Essa passa a ser a obsessão de Wei. Ela tenta, aos trancos e barrancos, ensinar aos alunos o pouco que sabe, mas sua preocupação mesmo é que ninguém mais desapareça. Até que um dia some o aluno Zhang Huike, o mais encapetado da turma. Ela o procura e fica sabendo que o garoto teve de se mudar para a cidade grande, à procura de trabalho para sustentar a família. Vai atrás dele.
Boa parte do filme se passa nesse embate: o da provinciana Wei tentando fazer sua vontade prevalecer na grande metrópole, na cidade cujos códigos ela desconhece. Não se trata exatamente de uma visão positiva da China.
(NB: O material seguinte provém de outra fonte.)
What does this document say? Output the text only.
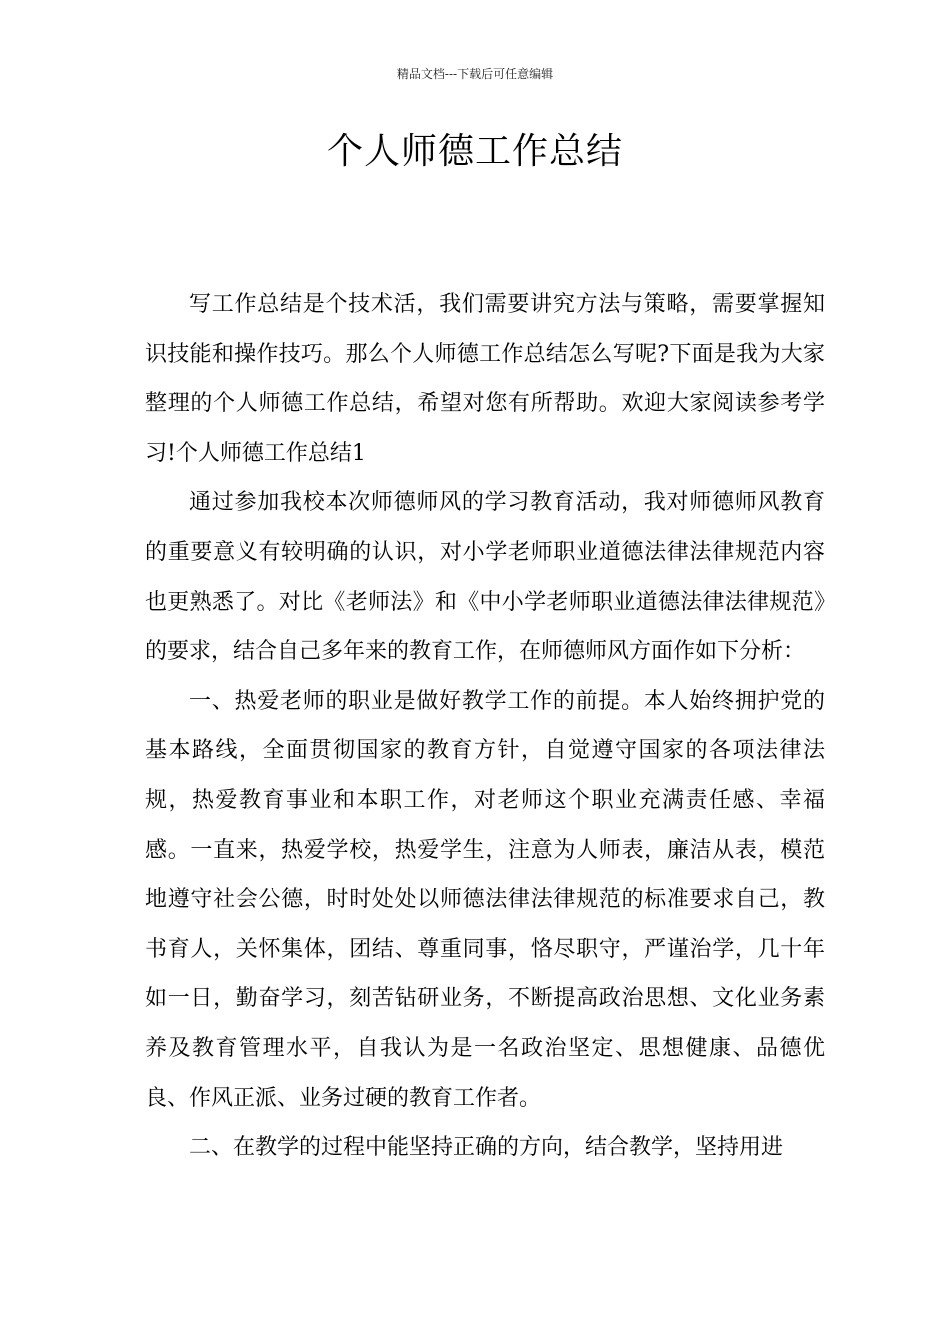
精品文档---下载后可任意编辑
个人师德工作总结

写工作总结是个技术活，我们需要讲究方法与策略，需要掌握知识技能和操作技巧。那么个人师德工作总结怎么写呢?下面是我为大家整理的个人师德工作总结，希望对您有所帮助。欢迎大家阅读参考学习!个人师德工作总结1

通过参加我校本次师德师风的学习教育活动，我对师德师风教育的重要意义有较明确的认识，对小学老师职业道德法律法律规范内容也更熟悉了。对比《老师法》和《中小学老师职业道德法律法律规范》的要求，结合自己多年来的教育工作，在师德师风方面作如下分析：

一、热爱老师的职业是做好教学工作的前提。本人始终拥护党的基本路线，全面贯彻国家的教育方针，自觉遵守国家的各项法律法规，热爱教育事业和本职工作，对老师这个职业充满责任感、幸福感。一直来，热爱学校，热爱学生，注意为人师表，廉洁从表，模范地遵守社会公德，时时处处以师德法律法律规范的标准要求自己，教书育人，关怀集体，团结、尊重同事，恪尽职守，严谨治学，几十年如一日，勤奋学习，刻苦钻研业务，不断提高政治思想、文化业务素养及教育管理水平，自我认为是一名政治坚定、思想健康、品德优良、作风正派、业务过硬的教育工作者。

二、在教学的过程中能坚持正确的方向，结合教学，坚持用进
Wei encontra em seu caminho a injustiça social, a indiferença burocrática, a truculência. Nada edificante em se tratando de uma sociedade dita planejada. Obstinação - Há muita semelhança entre este "Nenhum a Menos" e o anterior "A História de Qiu Ju", também premiado em Veneza. Neste, a protagonista era interpretada por Gong Li, uma deusa, atriz preferencial de Yimou, mas que aparecia então sem charme nenhum. Vestida de maneira desleixada, fazia uma mulher do povo que movia céus e terras para reparar a injustiça feita ao seu marido. Em "Nenhum a Menos", Wei é uma garotinha do povo também. E com a mesma obstinação. Quando chega à cidade grande, logo descobre que achar uma pessoa desaparecida não é apenas uma tarefa difícil - é, principalmente, uma luta tenaz contra uma barreira de indiferença.
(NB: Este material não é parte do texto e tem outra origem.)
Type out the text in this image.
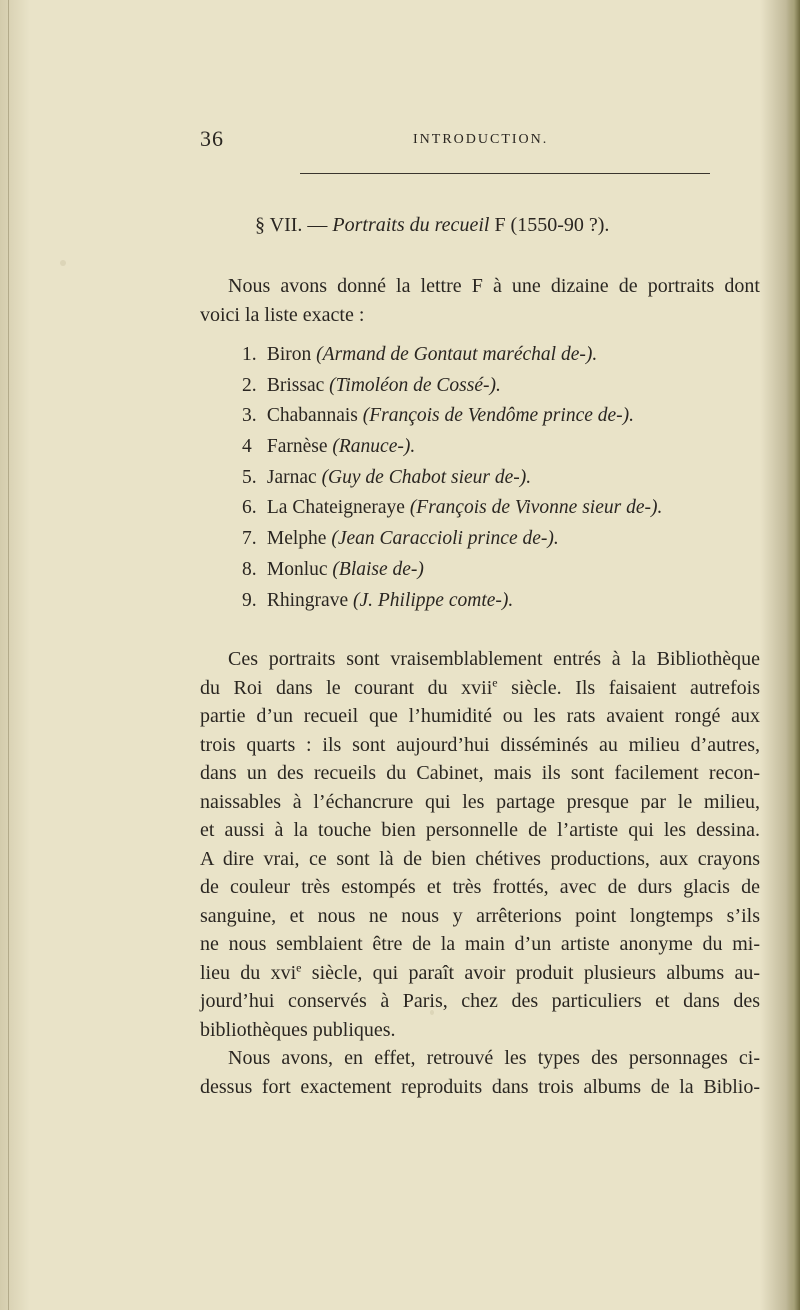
36	INTRODUCTION.
§ VII. — Portraits du recueil F (1550-90 ?).
Nous avons donné la lettre F à une dizaine de portraits dont
voici la liste exacte :
1. Biron (Armand de Gontaut maréchal de-).
2. Brissac (Timoléon de Cossé-).
3. Chabannais (François de Vendôme prince de-).
4 Farnèse (Ranuce-).
5. Jarnac (Guy de Chabot sieur de-).
6. La Chateigneraye (François de Vivonne sieur de-).
7. Melphe (Jean Caraccioli prince de-).
8. Monluc (Blaise de-)
9. Rhingrave (J. Philippe comte-).
Ces portraits sont vraisemblablement entrés à la Bibliothèque
du Roi dans le courant du xvii$^e$ siècle. Ils faisaient autrefois
partie d’un recueil que l’humidité ou les rats avaient rongé aux
trois quarts : ils sont aujourd’hui disséminés au milieu d’autres,
dans un des recueils du Cabinet, mais ils sont facilement recon-
naissables à l’échancrure qui les partage presque par le milieu,
et aussi à la touche bien personnelle de l’artiste qui les dessina.
A dire vrai, ce sont là de bien chétives productions, aux crayons
de couleur très estompés et très frottés, avec de durs glacis de
sanguine, et nous ne nous y arrêterions point longtemps s’ils
ne nous semblaient être de la main d’un artiste anonyme du mi-
lieu du xvi$^e$ siècle, qui paraît avoir produit plusieurs albums au-
jourd’hui conservés à Paris, chez des particuliers et dans des
bibliothèques publiques.
Nous avons, en effet, retrouvé les types des personnages ci-
dessus fort exactement reproduits dans trois albums de la Biblio-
Tanto Qiu Ju quanto Wei são personagens fortes. Mulheres fortes em uma sociedade de tradição patriarcal. Essa obstinação faz a beleza do filme. E, como ocorre nas produções iranianas, também nesta passamos a torcer pela personagem, como se a sua minúscula tarefa fosse um trabalho de Hércules. Talvez seja o segredo desse tipo de cinema: consegue pôr os fatos mínimos em sua real dimensão, isto é, em escala macro.
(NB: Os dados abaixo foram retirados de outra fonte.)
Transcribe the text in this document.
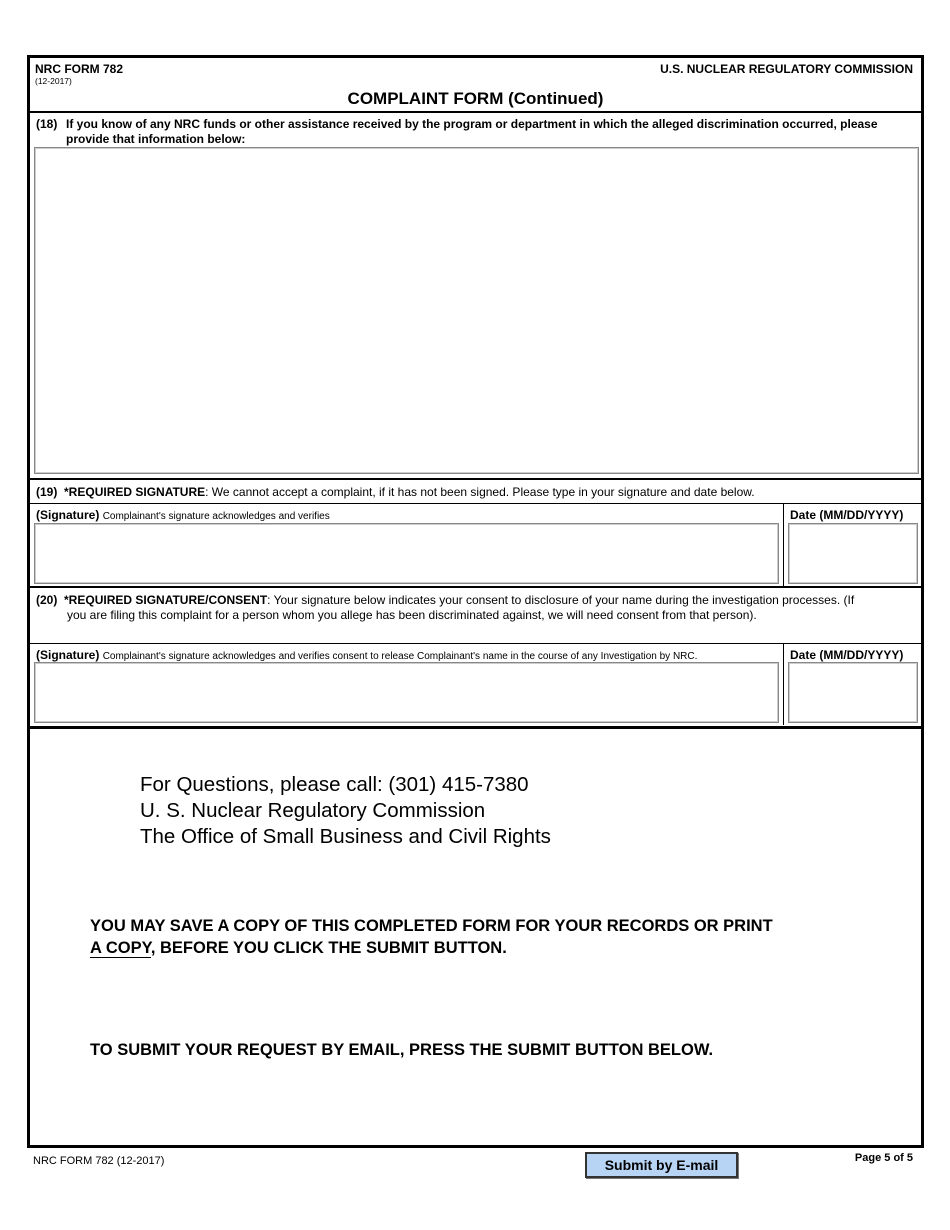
NRC FORM 782
(12-2017)
U.S. NUCLEAR REGULATORY COMMISSION
COMPLAINT FORM (Continued)
(18) If you know of any NRC funds or other assistance received by the program or department in which the alleged discrimination occurred, please
provide that information below:
(19) *REQUIRED SIGNATURE: We cannot accept a complaint, if it has not been signed. Please type in your signature and date below.
(Signature) Complainant's signature acknowledges and verifies	Date (MM/DD/YYYY)
(20) *REQUIRED SIGNATURE/CONSENT: Your signature below indicates your consent to disclosure of your name during the investigation processes. (If
you are filing this complaint for a person whom you allege has been discriminated against, we will need consent from that person).
(Signature) Complainant's signature acknowledges and verifies consent to release Complainant's name in the course of any Investigation by NRC.	Date (MM/DD/YYYY)
For Questions, please call: (301) 415-7380
U. S. Nuclear Regulatory Commission
The Office of Small Business and Civil Rights
YOU MAY SAVE A COPY OF THIS COMPLETED FORM FOR YOUR RECORDS OR PRINT
A COPY, BEFORE YOU CLICK THE SUBMIT BUTTON.
TO SUBMIT YOUR REQUEST BY EMAIL, PRESS THE SUBMIT BUTTON BELOW.
NRC FORM 782 (12-2017)	Submit by E-mail	Page 5 of 5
Essa é a herança que recebem do neo-realismo italiano, mais que qualquer outra, como a utilização de atores não profissionais, por exemplo. O "fato pequeno", posto no centro da história, era uma opção política clara desse cinema feito no pós-guerra e por gente de esquerda. Zavattini, De Sica, Rosselini achavam que chegara a hora do homem comum, das preocupações comuns, das alegrias e das tristezas da gente simples. Eram eles, com seu drama e sua comédia, que deveriam ocupar o centro da cena cinematográfica. Também é assim com o novo cinema iraniano e agora com o novo cinema chinês. Lição permanente - Em "Ladrões de Bicicletas", clássico de Vittorio De Sica, o roteirista Cesare Zavattini partia de um pressuposto: furtaram uma bicicleta, o instrumento de trabalho de um operário. Não havia, naquele momento, na Itália ou no universo, fato mais importante do que esse furto. É assim também como Yimou. Não há nada mais fundamental na China moderna do que o desaparecimento de Zhang Huike. Nem a inserção do país no capitalismo global nem a discussão sobre a convivência entre Estado forte e economia de mercado são mais importantes do que aquele aluno que deixou a escola por ser pobre. Essa é a lição permanente do neo-realismo: descobrir onde estão os fatos relevantes.